Es gibt noch mehr über die Mahnwache für Frieden und ihre Menschen zu sagen, die ich liebgewonnen habe. Doch das Wesentliche ist genannt. Die Mahnwache ist eine Marke, die jedem Menschen helfen kann, weltoffen zu werden und über den kleinen Frieden am großen Frieden mitzugestalten.

Wer über längere Zeit intensiv am Geschehen der Mahnwache beteiligt war, der wird vielleicht ähnliche Erfahrungen gesammelt haben, wie ich. Das (politische) Weltgeschehen zu verfolgen, ist wichtig, um daraus Schlüsse zu ziehen und ich bin froh, dass das viele von „uns“ so gut machen.

Für mich selbst ist das aber mittlerweile eher zweitrangig geworden. Der vorher genannte Umgang der Menschen untereinander hat für mich zentrale Bedeutung.
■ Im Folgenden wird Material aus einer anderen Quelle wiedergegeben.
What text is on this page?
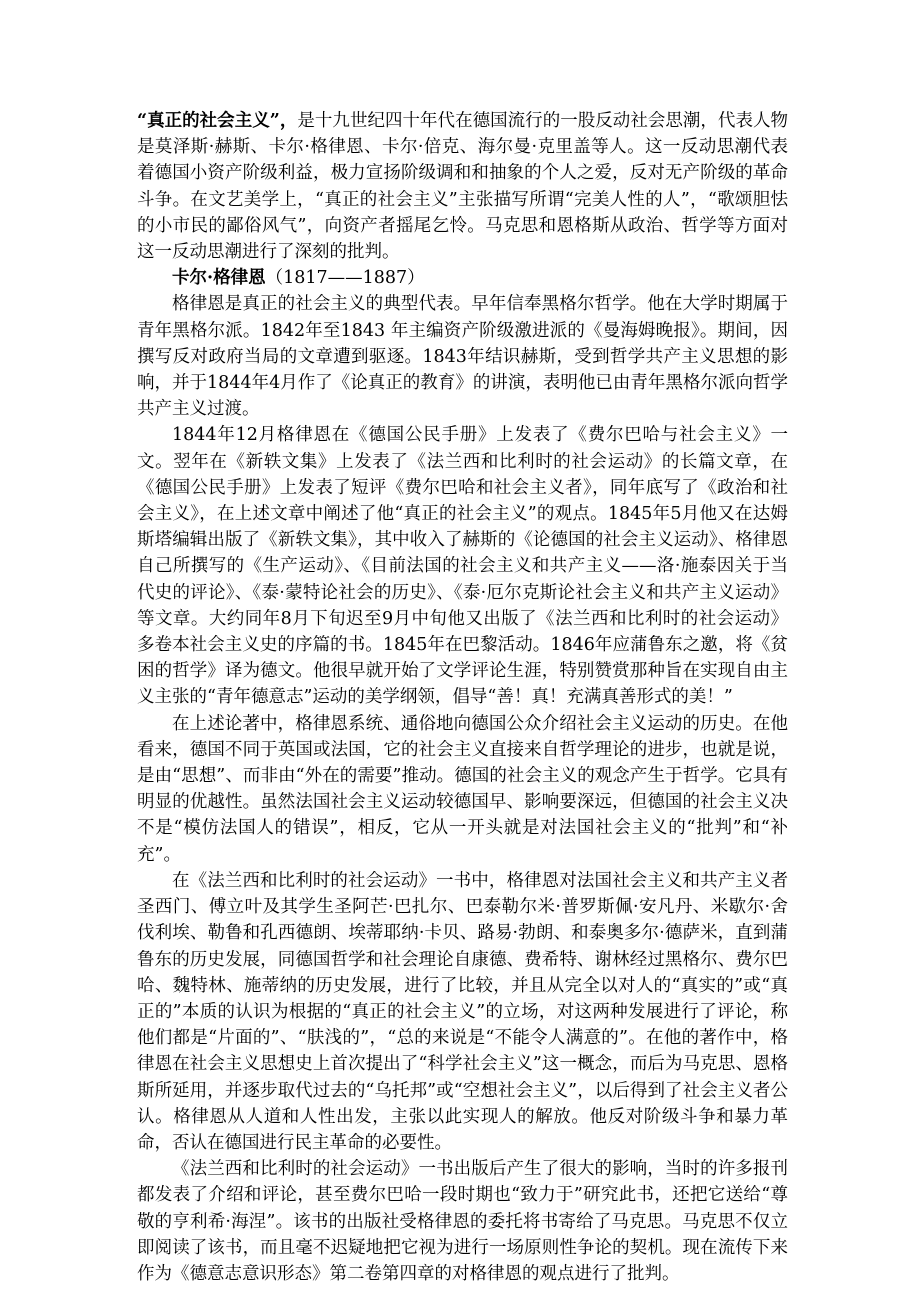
“真正的社会主义”，是十九世纪四十年代在德国流行的一股反动社会思潮，代表人物是莫泽斯·赫斯、卡尔·格律恩、卡尔·倍克、海尔曼·克里盖等人。这一反动思潮代表着德国小资产阶级利益，极力宣扬阶级调和和抽象的个人之爱，反对无产阶级的革命斗争。在文艺美学上，“真正的社会主义”主张描写所谓“完美人性的人”，“歌颂胆怯的小市民的鄙俗风气”，向资产者摇尾乞怜。马克思和恩格斯从政治、哲学等方面对这一反动思潮进行了深刻的批判。

卡尔·格律恩（1817——1887）

格律恩是真正的社会主义的典型代表。早年信奉黑格尔哲学。他在大学时期属于青年黑格尔派。1842年至1843 年主编资产阶级激进派的《曼海姆晚报》。期间，因撰写反对政府当局的文章遭到驱逐。1843年结识赫斯，受到哲学共产主义思想的影响，并于1844年4月作了《论真正的教育》的讲演，表明他已由青年黑格尔派向哲学共产主义过渡。

1844年12月格律恩在《德国公民手册》上发表了《费尔巴哈与社会主义》一文。翌年在《新轶文集》上发表了《法兰西和比利时的社会运动》的长篇文章，在《德国公民手册》上发表了短评《费尔巴哈和社会主义者》，同年底写了《政治和社会主义》，在上述文章中阐述了他“真正的社会主义”的观点。1845年5月他又在达姆斯塔编辑出版了《新轶文集》，其中收入了赫斯的《论德国的社会主义运动》、格律恩自己所撰写的《生产运动》、《目前法国的社会主义和共产主义——洛·施泰因关于当代史的评论》、《泰·蒙特论社会的历史》、《泰·厄尔克斯论社会主义和共产主义运动》等文章。大约同年8月下旬迟至9月中旬他又出版了《法兰西和比利时的社会运动》多卷本社会主义史的序篇的书。1845年在巴黎活动。1846年应蒲鲁东之邀，将《贫困的哲学》译为德文。他很早就开始了文学评论生涯，特别赞赏那种旨在实现自由主义主张的“青年德意志”运动的美学纲领，倡导“善！真！充满真善形式的美！”

在上述论著中，格律恩系统、通俗地向德国公众介绍社会主义运动的历史。在他看来，德国不同于英国或法国，它的社会主义直接来自哲学理论的进步，也就是说，是由“思想”、而非由“外在的需要”推动。德国的社会主义的观念产生于哲学。它具有明显的优越性。虽然法国社会主义运动较德国早、影响要深远，但德国的社会主义决不是“模仿法国人的错误”，相反，它从一开头就是对法国社会主义的“批判”和“补充”。

在《法兰西和比利时的社会运动》一书中，格律恩对法国社会主义和共产主义者圣西门、傅立叶及其学生圣阿芒·巴扎尔、巴泰勒尔米·普罗斯佩·安凡丹、米歇尔·舍伐利埃、勒鲁和孔西德朗、埃蒂耶纳·卡贝、路易·勃朗、和泰奥多尔·德萨米，直到蒲鲁东的历史发展，同德国哲学和社会理论自康德、费希特、谢林经过黑格尔、费尔巴哈、魏特林、施蒂纳的历史发展，进行了比较，并且从完全以对人的“真实的”或“真正的”本质的认识为根据的“真正的社会主义”的立场，对这两种发展进行了评论，称他们都是“片面的”、“肤浅的”，“总的来说是“不能令人满意的”。在他的著作中，格律恩在社会主义思想史上首次提出了“科学社会主义”这一概念，而后为马克思、恩格斯所延用，并逐步取代过去的“乌托邦”或“空想社会主义”，以后得到了社会主义者公认。格律恩从人道和人性出发，主张以此实现人的解放。他反对阶级斗争和暴力革命，否认在德国进行民主革命的必要性。

《法兰西和比利时的社会运动》一书出版后产生了很大的影响，当时的许多报刊都发表了介绍和评论，甚至费尔巴哈一段时期也“致力于”研究此书，还把它送给“尊敬的亨利希·海涅”。该书的出版社受格律恩的委托将书寄给了马克思。马克思不仅立即阅读了该书，而且毫不迟疑地把它视为进行一场原则性争论的契机。现在流传下来作为《德意志意识形态》第二卷第四章的对格律恩的观点进行了批判。
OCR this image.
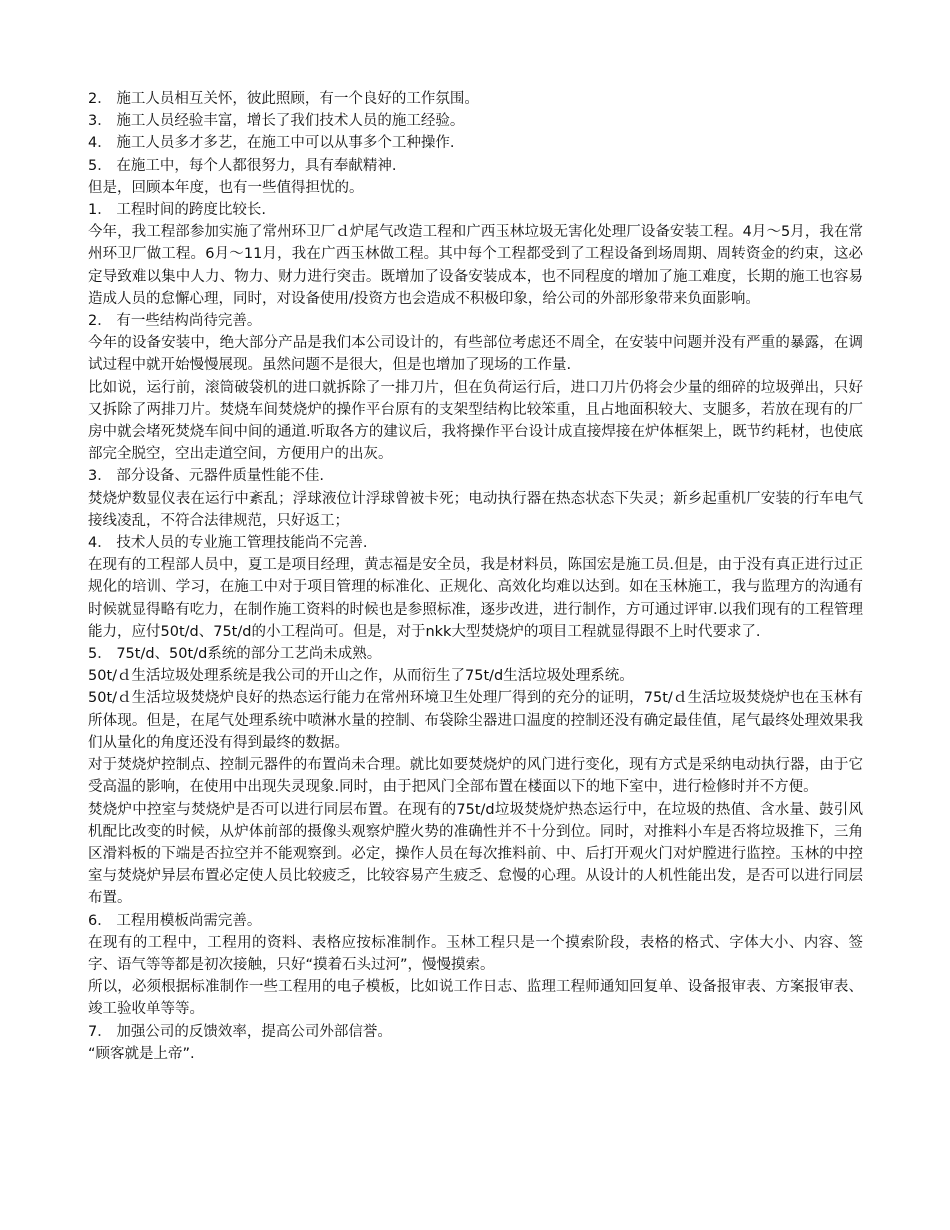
2． 施工人员相互关怀，彼此照顾，有一个良好的工作氛围。

3． 施工人员经验丰富，增长了我们技术人员的施工经验。

4． 施工人员多才多艺，在施工中可以从事多个工种操作.

5． 在施工中，每个人都很努力，具有奉献精神.

但是，回顾本年度，也有一些值得担忧的。

1． 工程时间的跨度比较长.

今年，我工程部参加实施了常州环卫厂ｄ炉尾气改造工程和广西玉林垃圾无害化处理厂设备安装工程。4月～5月，我在常州环卫厂做工程。6月～11月，我在广西玉林做工程。其中每个工程都受到了工程设备到场周期、周转资金的约束，这必定导致难以集中人力、物力、财力进行突击。既增加了设备安装成本，也不同程度的增加了施工难度，长期的施工也容易造成人员的怠懈心理，同时，对设备使用/投资方也会造成不积极印象，给公司的外部形象带来负面影响。

2． 有一些结构尚待完善。

今年的设备安装中，绝大部分产品是我们本公司设计的，有些部位考虑还不周全，在安装中问题并没有严重的暴露，在调试过程中就开始慢慢展现。虽然问题不是很大，但是也增加了现场的工作量.

比如说，运行前，滚筒破袋机的进口就拆除了一排刀片，但在负荷运行后，进口刀片仍将会少量的细碎的垃圾弹出，只好又拆除了两排刀片。焚烧车间焚烧炉的操作平台原有的支架型结构比较笨重，且占地面积较大、支腿多，若放在现有的厂房中就会堵死焚烧车间中间的通道.听取各方的建议后，我将操作平台设计成直接焊接在炉体框架上，既节约耗材，也使底部完全脱空，空出走道空间，方便用户的出灰。

3． 部分设备、元器件质量性能不佳.

焚烧炉数显仪表在运行中紊乱；浮球液位计浮球曾被卡死；电动执行器在热态状态下失灵；新乡起重机厂安装的行车电气接线凌乱，不符合法律规范，只好返工；

4． 技术人员的专业施工管理技能尚不完善.

在现有的工程部人员中，夏工是项目经理，黄志福是安全员，我是材料员，陈国宏是施工员.但是，由于没有真正进行过正规化的培训、学习，在施工中对于项目管理的标准化、正规化、高效化均难以达到。如在玉林施工，我与监理方的沟通有时候就显得略有吃力，在制作施工资料的时候也是参照标准，逐步改进，进行制作，方可通过评审.以我们现有的工程管理能力，应付50t/d、75t/d的小工程尚可。但是，对于nkk大型焚烧炉的项目工程就显得跟不上时代要求了.

5． 75t/d、50t/d系统的部分工艺尚未成熟。

50t/ｄ生活垃圾处理系统是我公司的开山之作，从而衍生了75t/d生活垃圾处理系统。

50t/ｄ生活垃圾焚烧炉良好的热态运行能力在常州环境卫生处理厂得到的充分的证明，75t/ｄ生活垃圾焚烧炉也在玉林有所体现。但是，在尾气处理系统中喷淋水量的控制、布袋除尘器进口温度的控制还没有确定最佳值，尾气最终处理效果我们从量化的角度还没有得到最终的数据。

对于焚烧炉控制点、控制元器件的布置尚未合理。就比如要焚烧炉的风门进行变化，现有方式是采纳电动执行器，由于它受高温的影响，在使用中出现失灵现象.同时，由于把风门全部布置在楼面以下的地下室中，进行检修时并不方便。

焚烧炉中控室与焚烧炉是否可以进行同层布置。在现有的75t/d垃圾焚烧炉热态运行中，在垃圾的热值、含水量、鼓引风机配比改变的时候，从炉体前部的摄像头观察炉膛火势的准确性并不十分到位。同时，对推料小车是否将垃圾推下，三角区滑料板的下端是否拉空并不能观察到。必定，操作人员在每次推料前、中、后打开观火门对炉膛进行监控。玉林的中控室与焚烧炉异层布置必定使人员比较疲乏，比较容易产生疲乏、怠慢的心理。从设计的人机性能出发，是否可以进行同层布置。

6． 工程用模板尚需完善。

在现有的工程中，工程用的资料、表格应按标准制作。玉林工程只是一个摸索阶段，表格的格式、字体大小、内容、签字、语气等等都是初次接触，只好“摸着石头过河”，慢慢摸索。

所以，必须根据标准制作一些工程用的电子模板，比如说工作日志、监理工程师通知回复单、设备报审表、方案报审表、竣工验收单等等。

7． 加强公司的反馈效率，提高公司外部信誉。

“顾客就是上帝”.
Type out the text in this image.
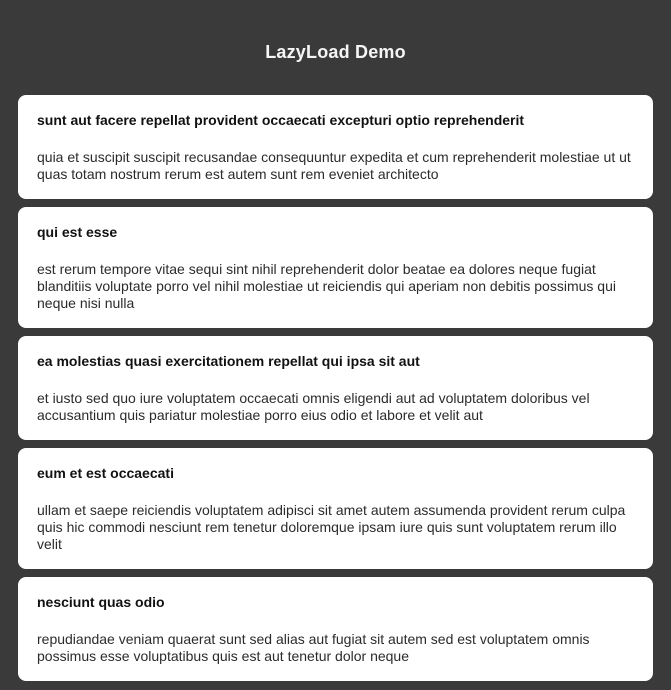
LazyLoad Demo
sunt aut facere repellat provident occaecati excepturi optio reprehenderit
quia et suscipit suscipit recusandae consequuntur expedita et cum reprehenderit molestiae ut ut quas totam nostrum rerum est autem sunt rem eveniet architecto
qui est esse
est rerum tempore vitae sequi sint nihil reprehenderit dolor beatae ea dolores neque fugiat blanditiis voluptate porro vel nihil molestiae ut reiciendis qui aperiam non debitis possimus qui neque nisi nulla
ea molestias quasi exercitationem repellat qui ipsa sit aut
et iusto sed quo iure voluptatem occaecati omnis eligendi aut ad voluptatem doloribus vel accusantium quis pariatur molestiae porro eius odio et labore et velit aut
eum et est occaecati
ullam et saepe reiciendis voluptatem adipisci sit amet autem assumenda provident rerum culpa quis hic commodi nesciunt rem tenetur doloremque ipsam iure quis sunt voluptatem rerum illo velit
nesciunt quas odio
repudiandae veniam quaerat sunt sed alias aut fugiat sit autem sed est voluptatem omnis possimus esse voluptatibus quis est aut tenetur dolor neque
Er stellt für mich das Fundament einer funktionierenden Gesellschaft, ja das unserer Weltgemeinschaft dar – quasi die Wurzel.

Es ist auch das Fundament für nachhaltige, friedensorientierte politische Arbeit. Arbeit, die sich nicht in Kampf und Leiden erschöpft, sondern kollektiv, positiv, erfüllend und glücksbringend gestaltbar ist.

So grüße ich alle meine Freunde und Mistreiter der Mahnwache für Frieden in Dresden und rufe allen anderen zu: Menschen, ich liebe euch, kommt zusammen und beginnt, Frieden zu gestalten.


Anmerkung und Quellen

(a1) Im Folgenden wird, wenn von der Mahnwache für Frieden oder einfach nur von der Mahnwache die Rede ist, immer jene in Dresden gemeint. Eine zentral geführte und mit gemeinsamer Programmatik geführte Institution/Organisation „Mahnwache für Frieden“ gibt es in Deutschland nicht.

(Titelbild) 22.5.2018; Logo der Mahnwache für Frieden Dresden; Quelle: https://www.facebook.com/mahnwachedd/photos/a.125053877903748.1073741827.125043001238169/400868486988951/?type=3&theater; Lizenz: Creative Commons CC0

2 Kommentare

  1. Wer noch mit Antifaschisten sprechen konnte, die damals im Widerstand gegen die vom Großkapital gesteuerten Nazis waren, hat zumindest eines gelernt: Nazis machen keine Friedensdemos, Nazis greifen Friedensdemos an.
    Neu ist höchstens, dass offen auftretende Nazis zu einer Friedensdemo geschickt werden, damit friedensfeindliche Konzern- und Staatsmedien vor der Teilnahme an weiteren Friedensdemos Angst machend nahelegen können, es habe sich um eine Nazi-Demo gehandelt.

  2. Das politische Weltgeschehen zu verfolgen, ist wichtig, um daraus Schlüsse zu ziehen und ich bin froh, dass das viele von „uns“ so gut machen. Für mich selbst ist das aber mittlerweile eher zweitrangig geworden. Der Umgang der Menschen untereinander hat für mich zentrale Bedeutung. Er stellt für mich das Fundament einer funktionierenden Gesellschaft, ja das unserer Weltgemeinschaft dar – quasi die Wurzel.

    Lieber Nico Müller,

    ein sehr schöner Artikel – vielen Dank dafür. Das Zitat bringt die Sache meiner Meinung nach gut auf den Punkt. Bisher konnte ich mir unter der Mahnwache in Dresden kein rechtes Bild machen. Nun finde ich es schade, dass Dresden von München aus kaum zu erreichen ist.